One downside of renting a free-standing house versus a unit in an apartment complex is vehicle space. While apartment buildings are often paired with parking lots for tenants, rental homes are typically a part of a larger neighborhood of rented or owned homes. Look for a rental home that offers either garage or driveway space—and barring that, look for reasonably close street parking on non-emergency routes so you can comfortably park for short or long periods of time without too much trouble. (This is particularly important if you're renting with other vehicle-owning adults or tend to have guests over frequently.)
If you're renting versus owning, odds are you won't be moving in with your own set of kitchen appliances or washer/dryer units. Make sure your potential rental home features these fixtures. While most rental homes will at the very least have hookups for laundry, not all are outfitted with the appliances themselves. Do your homework—and pay attention on your walk-through.
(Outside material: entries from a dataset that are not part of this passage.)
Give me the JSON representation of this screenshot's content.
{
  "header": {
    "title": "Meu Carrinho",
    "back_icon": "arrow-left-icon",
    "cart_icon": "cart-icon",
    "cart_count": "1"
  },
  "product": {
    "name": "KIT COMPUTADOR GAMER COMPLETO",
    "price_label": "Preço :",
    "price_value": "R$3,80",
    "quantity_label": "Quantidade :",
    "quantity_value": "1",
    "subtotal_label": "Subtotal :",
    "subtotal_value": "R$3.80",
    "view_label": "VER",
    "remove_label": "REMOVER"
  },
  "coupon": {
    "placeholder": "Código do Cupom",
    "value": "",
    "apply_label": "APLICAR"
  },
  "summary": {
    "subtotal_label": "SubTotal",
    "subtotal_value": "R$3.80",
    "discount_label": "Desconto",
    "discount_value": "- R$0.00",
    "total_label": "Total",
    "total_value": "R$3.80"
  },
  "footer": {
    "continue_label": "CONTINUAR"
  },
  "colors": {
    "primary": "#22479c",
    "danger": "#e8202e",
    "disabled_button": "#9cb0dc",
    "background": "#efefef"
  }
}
Talk to the landlord about how old the appliances are, their capacities, how functional they are and how quickly they can be repaired by the property owner in case of a breakdown.
Wear and Tear
Just like you would in a home inspection when buying a house, pay attention during your rental house walkthrough to identify any potential signs of damage beyond the surface level. If you see indications, for example, of water damage or rodent or bug infestation, ask your landlord about them. The best-case scenario is to ensure it's in writing that these forms of damage were evident before you moved in, in case they resurface. (These can also be warning signs that the property owner isn't maintaining the home to its fullest potential—a hands-on property owner who takes pride in his or her units is a sign of a good landlord.)
While apartments typically feature predictable room, doorframe and hallway sizes that can be meticulously outlined in a listing, houses come with many variables. No two rental houses are likely to be built alike, which means you'll have to pay special attention to the sizes of the rooms and how narrow any pathways might be for move-in day. Will your three-seater couch even fit through the front door or up the stairwell? Keep a running list of your largest furniture pieces so you can easily compare their measurements against a potential rental's dimensions.